Regardless, all the yarns felt like butter as they ran through my fingers. I stopped knitting several times to simply pet the ball of yarn or to rub my work against my face. I've said it a few times already but I'll say it again, I was really impressed with the stitch definition of each yarn. Every stitch was nice and crisp and really did stand out on their own. Even the stitches where I thought the plies had separated too much came out looking quite defined. A little light press and a zap of steam from my iron made all the stitches and the cozy in general look like perfection!
» Final Thoughts «
Overall, I enjoyed working with all the yarns involved in this yarn tasting box, and am keeping both the Gossyp Chunky and the Novomerino Chunky on my list of yarns I would like to knit a project out of in the near future. Because the yarns are so luxurious, I don't think I would want to knit anything like mittens or legwarmers, or anything that involves too much wear and tear. A hat maybe, since the knitted fabric would feel so soft on my forehead. But I think I would want to knit something as equally luscious and grand. Maybe a shawl or a special sweater, something that can be worn next to the skin.

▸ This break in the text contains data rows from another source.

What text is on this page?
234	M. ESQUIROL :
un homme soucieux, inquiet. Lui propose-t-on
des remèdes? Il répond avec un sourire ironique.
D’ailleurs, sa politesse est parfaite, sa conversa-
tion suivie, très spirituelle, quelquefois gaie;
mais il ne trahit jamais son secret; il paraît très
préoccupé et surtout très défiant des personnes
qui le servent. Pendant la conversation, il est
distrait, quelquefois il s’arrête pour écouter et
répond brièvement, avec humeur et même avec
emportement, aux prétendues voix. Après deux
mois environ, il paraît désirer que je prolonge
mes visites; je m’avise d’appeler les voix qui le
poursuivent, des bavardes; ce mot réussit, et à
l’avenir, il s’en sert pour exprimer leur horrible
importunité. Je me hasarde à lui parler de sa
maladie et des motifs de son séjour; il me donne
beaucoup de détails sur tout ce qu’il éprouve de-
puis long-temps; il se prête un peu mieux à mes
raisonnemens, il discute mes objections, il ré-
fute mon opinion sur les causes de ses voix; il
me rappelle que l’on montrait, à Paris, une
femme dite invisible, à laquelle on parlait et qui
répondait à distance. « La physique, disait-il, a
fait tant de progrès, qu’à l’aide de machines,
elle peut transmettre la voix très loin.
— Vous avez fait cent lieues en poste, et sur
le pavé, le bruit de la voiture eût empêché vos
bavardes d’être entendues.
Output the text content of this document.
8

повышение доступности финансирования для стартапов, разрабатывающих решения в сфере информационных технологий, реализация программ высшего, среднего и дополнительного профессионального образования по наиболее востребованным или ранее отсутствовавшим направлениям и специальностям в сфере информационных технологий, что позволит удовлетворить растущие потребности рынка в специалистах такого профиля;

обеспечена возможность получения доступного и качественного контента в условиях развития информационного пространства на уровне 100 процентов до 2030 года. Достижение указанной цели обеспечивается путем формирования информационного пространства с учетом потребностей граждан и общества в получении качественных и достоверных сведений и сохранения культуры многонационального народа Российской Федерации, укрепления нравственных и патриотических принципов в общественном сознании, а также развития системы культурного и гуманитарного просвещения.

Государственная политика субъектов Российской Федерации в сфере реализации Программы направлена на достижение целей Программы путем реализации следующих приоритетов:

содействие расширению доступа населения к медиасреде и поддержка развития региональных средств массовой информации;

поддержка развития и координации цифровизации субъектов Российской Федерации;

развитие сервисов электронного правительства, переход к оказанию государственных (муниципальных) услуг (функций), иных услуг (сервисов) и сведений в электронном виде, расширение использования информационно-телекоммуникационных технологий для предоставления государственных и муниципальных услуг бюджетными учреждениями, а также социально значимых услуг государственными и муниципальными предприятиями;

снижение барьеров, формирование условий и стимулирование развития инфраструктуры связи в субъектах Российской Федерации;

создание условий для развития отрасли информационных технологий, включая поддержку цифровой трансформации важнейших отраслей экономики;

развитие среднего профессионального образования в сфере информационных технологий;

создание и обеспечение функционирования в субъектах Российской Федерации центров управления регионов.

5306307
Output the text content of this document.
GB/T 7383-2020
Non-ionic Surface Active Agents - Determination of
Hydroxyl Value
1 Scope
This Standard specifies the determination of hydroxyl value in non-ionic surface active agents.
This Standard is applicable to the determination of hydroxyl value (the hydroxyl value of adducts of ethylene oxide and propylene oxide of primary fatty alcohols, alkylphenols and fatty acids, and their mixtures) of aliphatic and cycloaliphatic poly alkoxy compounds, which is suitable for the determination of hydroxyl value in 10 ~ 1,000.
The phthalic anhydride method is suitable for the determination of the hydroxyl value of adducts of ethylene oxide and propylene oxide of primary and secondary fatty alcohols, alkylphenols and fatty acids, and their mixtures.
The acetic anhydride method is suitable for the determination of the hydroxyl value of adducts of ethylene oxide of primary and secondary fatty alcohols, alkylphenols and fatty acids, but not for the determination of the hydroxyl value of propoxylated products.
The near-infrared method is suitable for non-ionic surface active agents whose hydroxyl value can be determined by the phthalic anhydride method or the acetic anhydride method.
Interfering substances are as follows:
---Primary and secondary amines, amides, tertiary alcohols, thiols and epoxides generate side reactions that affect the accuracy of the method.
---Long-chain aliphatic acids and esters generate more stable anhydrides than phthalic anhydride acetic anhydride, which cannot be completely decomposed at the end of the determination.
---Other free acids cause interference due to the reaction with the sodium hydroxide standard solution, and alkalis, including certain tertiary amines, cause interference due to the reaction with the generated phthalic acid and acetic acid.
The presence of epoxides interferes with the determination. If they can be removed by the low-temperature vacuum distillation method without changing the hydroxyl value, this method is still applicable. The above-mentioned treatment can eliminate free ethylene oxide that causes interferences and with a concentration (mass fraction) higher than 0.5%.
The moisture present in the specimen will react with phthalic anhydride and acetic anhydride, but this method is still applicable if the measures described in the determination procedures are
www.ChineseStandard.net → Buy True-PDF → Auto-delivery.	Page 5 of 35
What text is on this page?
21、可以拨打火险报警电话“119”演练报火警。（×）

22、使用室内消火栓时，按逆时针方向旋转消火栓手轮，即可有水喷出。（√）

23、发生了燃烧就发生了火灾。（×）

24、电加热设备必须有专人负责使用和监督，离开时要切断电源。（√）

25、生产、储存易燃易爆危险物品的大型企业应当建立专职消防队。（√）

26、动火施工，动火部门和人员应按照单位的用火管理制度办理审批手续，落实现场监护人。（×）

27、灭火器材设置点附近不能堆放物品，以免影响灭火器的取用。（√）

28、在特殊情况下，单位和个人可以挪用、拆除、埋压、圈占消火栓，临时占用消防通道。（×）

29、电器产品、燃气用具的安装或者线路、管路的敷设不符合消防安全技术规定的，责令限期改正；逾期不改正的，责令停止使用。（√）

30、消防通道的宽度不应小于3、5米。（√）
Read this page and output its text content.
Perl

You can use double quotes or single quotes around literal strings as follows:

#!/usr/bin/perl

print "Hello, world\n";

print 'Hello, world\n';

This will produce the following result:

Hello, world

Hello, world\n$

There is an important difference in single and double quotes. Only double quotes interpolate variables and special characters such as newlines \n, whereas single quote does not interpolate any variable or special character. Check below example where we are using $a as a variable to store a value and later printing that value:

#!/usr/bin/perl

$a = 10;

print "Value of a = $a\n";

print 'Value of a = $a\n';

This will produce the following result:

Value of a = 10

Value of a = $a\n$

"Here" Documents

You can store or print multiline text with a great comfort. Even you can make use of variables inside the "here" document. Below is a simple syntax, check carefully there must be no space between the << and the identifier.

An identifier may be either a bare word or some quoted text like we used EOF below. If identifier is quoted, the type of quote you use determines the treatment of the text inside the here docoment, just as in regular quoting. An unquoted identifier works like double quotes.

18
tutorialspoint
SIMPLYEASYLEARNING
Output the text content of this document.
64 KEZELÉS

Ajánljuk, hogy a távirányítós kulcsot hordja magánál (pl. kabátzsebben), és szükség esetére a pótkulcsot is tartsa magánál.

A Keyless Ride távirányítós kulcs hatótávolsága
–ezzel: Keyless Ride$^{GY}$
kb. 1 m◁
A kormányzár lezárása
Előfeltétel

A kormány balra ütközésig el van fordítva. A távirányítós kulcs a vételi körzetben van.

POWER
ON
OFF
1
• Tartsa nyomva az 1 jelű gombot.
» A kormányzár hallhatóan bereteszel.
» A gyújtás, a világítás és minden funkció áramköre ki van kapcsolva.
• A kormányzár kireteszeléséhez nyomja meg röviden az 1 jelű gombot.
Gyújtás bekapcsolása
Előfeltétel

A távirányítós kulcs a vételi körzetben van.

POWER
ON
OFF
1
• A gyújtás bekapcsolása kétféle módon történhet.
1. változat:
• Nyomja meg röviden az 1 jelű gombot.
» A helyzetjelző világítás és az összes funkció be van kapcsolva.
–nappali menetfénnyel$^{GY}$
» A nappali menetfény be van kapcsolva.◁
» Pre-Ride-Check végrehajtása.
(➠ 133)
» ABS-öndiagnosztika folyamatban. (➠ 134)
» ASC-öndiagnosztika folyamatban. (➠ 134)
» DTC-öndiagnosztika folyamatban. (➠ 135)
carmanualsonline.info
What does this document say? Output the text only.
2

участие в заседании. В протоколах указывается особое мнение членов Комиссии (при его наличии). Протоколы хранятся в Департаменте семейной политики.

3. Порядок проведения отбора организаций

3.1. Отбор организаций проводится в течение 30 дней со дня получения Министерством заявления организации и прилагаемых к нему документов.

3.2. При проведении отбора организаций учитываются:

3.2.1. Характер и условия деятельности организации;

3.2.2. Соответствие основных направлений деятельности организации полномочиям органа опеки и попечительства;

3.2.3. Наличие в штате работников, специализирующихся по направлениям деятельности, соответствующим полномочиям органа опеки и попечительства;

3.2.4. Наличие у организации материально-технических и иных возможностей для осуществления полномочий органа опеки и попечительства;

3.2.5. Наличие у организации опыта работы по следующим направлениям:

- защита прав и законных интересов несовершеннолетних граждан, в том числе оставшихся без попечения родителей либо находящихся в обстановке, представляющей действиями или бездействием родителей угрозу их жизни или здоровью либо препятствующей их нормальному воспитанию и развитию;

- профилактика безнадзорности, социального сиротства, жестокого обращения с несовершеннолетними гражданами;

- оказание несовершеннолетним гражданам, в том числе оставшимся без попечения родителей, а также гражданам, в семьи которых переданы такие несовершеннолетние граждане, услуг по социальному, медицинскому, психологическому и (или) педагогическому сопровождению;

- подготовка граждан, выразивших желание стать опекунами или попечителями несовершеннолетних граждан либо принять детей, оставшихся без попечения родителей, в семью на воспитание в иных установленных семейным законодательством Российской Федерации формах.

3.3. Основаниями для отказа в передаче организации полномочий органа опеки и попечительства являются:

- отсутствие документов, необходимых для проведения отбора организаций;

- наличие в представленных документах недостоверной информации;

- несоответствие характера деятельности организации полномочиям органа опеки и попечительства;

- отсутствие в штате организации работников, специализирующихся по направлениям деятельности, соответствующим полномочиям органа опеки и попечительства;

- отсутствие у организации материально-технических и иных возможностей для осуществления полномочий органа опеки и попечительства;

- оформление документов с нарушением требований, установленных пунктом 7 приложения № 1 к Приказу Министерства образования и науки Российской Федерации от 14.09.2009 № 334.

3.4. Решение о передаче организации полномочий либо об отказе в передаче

I'm super happy with my final plant cozy (I'll post photos once I re-pot my poor, poor succulent...how is it that I can grow them, but can't keep them alive?!?) and totally plan on knitting a few more with the leftovers and with some of the other colours in the box. I'm also planning on knitting a few hexipuffs too!! Although, I think I'll keep the ball of Cashmere intact...maybe display it on my dresser in a covered glass cupcake stand? I'm a knit-nerd, I know!
I'm also really happy that I had this opportunity to try a new-to-me brand and yarns and to be forced to practice my fair isle skills. I don't know if I would have ever been able to find this company or their yarns on my own, as only a little over a handful of shops outside of Hong Kong carry these yarns (and none of them are located in either Canada or the US). Now, you're probably thinking shipping MUST cost an arm and a leg if the yarn is coming from Hong Kong. Surprisingly, shipping isn't outrageous. It's actually decent! And if you're a fellow Canadian, shipping seems to be comparable with the rates we face when purchasing yarns from south of the border. How do I know this? Well, out of curiosity I added a bunch of stuff to my cart and tried checking out. A handy dandy tip: at the very top of the page select your currency (or the one you plan on paying with), as the default is Hong Kong dollars (HKD).
If you would like to give any of the KPC Yarns a try or would like to know more information about KPC Yarns, please check out the following links:
:: Disclaimer ::
I am not affiliated with the company mentioned in this post. I received no monetary compensation for my review. I was sent a yarn sampler kit for review purposes in exchange for the possibility of posting a review. The wording and opinions I've written are my own and I will not be receiving any commissions from the links provided in this post.